Doctors are different from nurses, and they perform different functions. The boundaries have been blurred in the last few years with the advent of the 'nurse practitioner'. The authorities like nurse practitioners because they think that they are cheaper to employ, they stay in post for longer, and basically they will always behave in a predictable way professionally. In some roles this is an advantage - a nurse practitioner trained up to do routine endoscopies is fine for me. Having learnt how to do endoscopies myself as a junior doctor, and as a clinical assistant, I know that the first 100 you do are pretty poor.

Nurses aren't doctors, however, and it is partly a factor of their intelligence (look at A-level results) and also their training: 10 years is the minimum for even the most callow and inexperienced of GPs. Nurses are good at following protocols and procedures - it reduces the need to assess the data, dip into your experience and knowledge, then apply it to the patient in question.

More and more of my patients are being followed up in the hospital sector by nurses and nurse practitioners. I know that because they send lots and lots of letters. They follow up patients assiduously and quite unnecessarily, and always follow the protocols. Religiously.

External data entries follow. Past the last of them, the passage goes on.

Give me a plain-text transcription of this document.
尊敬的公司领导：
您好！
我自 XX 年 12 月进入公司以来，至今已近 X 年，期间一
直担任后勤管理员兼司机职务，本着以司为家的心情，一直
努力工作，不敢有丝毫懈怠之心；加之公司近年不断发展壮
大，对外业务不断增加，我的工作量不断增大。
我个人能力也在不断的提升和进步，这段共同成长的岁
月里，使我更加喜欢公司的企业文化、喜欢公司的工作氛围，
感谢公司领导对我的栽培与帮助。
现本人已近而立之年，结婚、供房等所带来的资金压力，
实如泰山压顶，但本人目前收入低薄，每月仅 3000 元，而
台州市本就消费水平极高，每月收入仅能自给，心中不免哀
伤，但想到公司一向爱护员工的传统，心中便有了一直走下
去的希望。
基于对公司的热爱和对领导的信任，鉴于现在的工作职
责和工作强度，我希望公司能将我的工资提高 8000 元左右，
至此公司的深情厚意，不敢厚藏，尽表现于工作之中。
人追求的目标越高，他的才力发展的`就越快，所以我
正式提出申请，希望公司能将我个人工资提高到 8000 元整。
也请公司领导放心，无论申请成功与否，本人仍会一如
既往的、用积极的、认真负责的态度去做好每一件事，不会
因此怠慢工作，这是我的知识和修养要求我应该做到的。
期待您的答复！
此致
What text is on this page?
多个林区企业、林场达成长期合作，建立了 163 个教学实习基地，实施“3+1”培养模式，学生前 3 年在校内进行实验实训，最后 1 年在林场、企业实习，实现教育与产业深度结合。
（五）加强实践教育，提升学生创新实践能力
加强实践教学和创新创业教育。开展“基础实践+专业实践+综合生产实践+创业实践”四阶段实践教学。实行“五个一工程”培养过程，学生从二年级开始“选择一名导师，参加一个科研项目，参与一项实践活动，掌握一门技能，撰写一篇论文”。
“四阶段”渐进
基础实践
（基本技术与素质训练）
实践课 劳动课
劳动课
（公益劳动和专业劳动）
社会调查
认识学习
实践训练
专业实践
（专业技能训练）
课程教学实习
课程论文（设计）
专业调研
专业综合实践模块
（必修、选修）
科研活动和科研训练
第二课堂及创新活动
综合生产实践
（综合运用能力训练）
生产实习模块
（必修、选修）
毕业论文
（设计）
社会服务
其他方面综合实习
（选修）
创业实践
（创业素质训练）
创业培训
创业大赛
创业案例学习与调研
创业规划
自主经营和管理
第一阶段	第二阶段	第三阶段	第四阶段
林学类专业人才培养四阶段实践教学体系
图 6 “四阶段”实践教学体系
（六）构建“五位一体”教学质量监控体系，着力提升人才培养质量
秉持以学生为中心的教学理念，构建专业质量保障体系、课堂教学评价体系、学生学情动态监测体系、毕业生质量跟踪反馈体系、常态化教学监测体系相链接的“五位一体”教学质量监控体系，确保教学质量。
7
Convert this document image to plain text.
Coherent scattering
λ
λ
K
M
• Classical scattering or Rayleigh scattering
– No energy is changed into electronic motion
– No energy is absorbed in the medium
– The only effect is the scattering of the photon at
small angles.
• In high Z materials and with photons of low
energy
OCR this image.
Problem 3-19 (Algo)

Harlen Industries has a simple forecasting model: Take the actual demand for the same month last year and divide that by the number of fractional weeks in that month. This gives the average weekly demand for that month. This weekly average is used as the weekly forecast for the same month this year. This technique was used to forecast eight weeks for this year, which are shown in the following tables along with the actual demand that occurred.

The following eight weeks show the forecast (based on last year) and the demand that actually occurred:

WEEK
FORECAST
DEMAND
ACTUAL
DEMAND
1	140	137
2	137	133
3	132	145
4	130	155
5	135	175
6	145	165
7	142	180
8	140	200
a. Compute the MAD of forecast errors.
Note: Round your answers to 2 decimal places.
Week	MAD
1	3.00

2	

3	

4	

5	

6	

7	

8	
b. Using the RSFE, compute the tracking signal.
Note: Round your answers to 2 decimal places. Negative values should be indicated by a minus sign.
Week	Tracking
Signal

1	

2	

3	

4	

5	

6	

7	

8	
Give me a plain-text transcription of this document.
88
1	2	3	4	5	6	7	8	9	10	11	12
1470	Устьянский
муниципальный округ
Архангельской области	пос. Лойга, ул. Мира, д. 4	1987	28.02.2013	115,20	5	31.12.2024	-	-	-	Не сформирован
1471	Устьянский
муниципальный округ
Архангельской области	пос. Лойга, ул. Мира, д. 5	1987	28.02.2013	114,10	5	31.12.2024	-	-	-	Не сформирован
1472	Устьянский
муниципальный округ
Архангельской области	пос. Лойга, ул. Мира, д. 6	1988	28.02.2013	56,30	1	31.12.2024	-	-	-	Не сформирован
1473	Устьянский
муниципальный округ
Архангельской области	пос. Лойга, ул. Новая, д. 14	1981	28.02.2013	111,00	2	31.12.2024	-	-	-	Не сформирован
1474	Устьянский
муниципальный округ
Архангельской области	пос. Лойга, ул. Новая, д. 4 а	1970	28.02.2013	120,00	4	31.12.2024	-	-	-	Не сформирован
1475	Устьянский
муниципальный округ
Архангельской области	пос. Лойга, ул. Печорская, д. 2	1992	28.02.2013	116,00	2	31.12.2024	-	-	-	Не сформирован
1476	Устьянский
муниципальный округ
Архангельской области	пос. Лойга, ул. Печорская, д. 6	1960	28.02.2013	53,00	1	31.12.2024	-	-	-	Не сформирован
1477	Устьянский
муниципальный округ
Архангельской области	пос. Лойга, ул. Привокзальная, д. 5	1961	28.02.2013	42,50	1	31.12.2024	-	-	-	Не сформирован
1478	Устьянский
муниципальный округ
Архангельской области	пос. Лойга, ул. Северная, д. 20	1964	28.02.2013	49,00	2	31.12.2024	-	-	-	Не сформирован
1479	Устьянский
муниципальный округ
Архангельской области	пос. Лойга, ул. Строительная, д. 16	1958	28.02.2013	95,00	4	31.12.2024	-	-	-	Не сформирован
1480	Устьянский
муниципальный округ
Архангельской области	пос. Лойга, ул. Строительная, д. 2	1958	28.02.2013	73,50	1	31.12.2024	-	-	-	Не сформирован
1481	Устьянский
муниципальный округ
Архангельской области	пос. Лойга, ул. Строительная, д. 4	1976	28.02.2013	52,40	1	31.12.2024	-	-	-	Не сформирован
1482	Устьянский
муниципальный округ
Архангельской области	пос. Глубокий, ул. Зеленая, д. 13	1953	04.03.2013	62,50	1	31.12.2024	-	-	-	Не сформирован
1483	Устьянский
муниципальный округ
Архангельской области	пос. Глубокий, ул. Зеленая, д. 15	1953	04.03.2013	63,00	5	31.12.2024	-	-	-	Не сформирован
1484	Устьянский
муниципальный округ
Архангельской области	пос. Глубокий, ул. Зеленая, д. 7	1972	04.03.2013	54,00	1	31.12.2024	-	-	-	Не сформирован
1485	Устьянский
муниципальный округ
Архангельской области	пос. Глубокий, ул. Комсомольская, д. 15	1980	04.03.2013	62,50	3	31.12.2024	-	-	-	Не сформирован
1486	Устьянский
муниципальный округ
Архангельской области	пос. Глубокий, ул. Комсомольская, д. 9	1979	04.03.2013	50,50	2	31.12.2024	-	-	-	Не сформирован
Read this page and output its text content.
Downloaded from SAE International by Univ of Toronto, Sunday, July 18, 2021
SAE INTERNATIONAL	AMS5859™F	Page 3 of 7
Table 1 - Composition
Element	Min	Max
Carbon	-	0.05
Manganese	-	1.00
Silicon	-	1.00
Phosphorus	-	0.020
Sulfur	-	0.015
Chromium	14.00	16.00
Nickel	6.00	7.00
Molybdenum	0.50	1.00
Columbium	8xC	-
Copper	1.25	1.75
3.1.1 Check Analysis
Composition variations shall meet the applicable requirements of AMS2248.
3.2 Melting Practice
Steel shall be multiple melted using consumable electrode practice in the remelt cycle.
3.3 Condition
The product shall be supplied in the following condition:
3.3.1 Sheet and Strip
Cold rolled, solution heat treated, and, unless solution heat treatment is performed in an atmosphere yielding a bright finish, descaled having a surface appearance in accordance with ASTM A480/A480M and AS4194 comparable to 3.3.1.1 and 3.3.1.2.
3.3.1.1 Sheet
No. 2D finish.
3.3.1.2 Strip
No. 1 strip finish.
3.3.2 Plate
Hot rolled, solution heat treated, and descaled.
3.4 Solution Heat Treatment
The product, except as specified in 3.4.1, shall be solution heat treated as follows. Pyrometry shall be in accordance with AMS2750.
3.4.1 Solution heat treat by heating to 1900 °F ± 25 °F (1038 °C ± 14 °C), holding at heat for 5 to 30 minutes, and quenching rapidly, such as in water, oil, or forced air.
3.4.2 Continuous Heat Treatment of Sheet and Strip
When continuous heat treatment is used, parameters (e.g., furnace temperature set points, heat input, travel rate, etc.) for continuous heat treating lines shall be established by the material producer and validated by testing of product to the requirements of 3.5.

In an era of commissioning, one of the areas I will want to look at is the way in which patients are being managed in the hospital sector. I want my patients treated in hospital if there are procedures that I lack the facilities or ability to perform, or if I require the intellectual expertise of a specialist colleague. I do not want six-monthly follow-ups by junior doctors, and I certainly don't want monthly follow-ups by a nurse. This is happening all the time now.

The argument advanced is that they are ‘just following guidelines'. This kind of clinical behaviour is intellectually very low-level: like a tram in the tramlines. Guidelines are of very limited value, often developed without much evidence, and applied uncritically.

The essence of a professional is that you look at all the evidence, decide what is appropriate having come to a view based on all the factors, and always consider the patient as your priority.

Too often they are used like a drunk uses a lamppost - for support and not illumination.

The Jobbing Doctor is a general practitioner in a deprived urban area of England.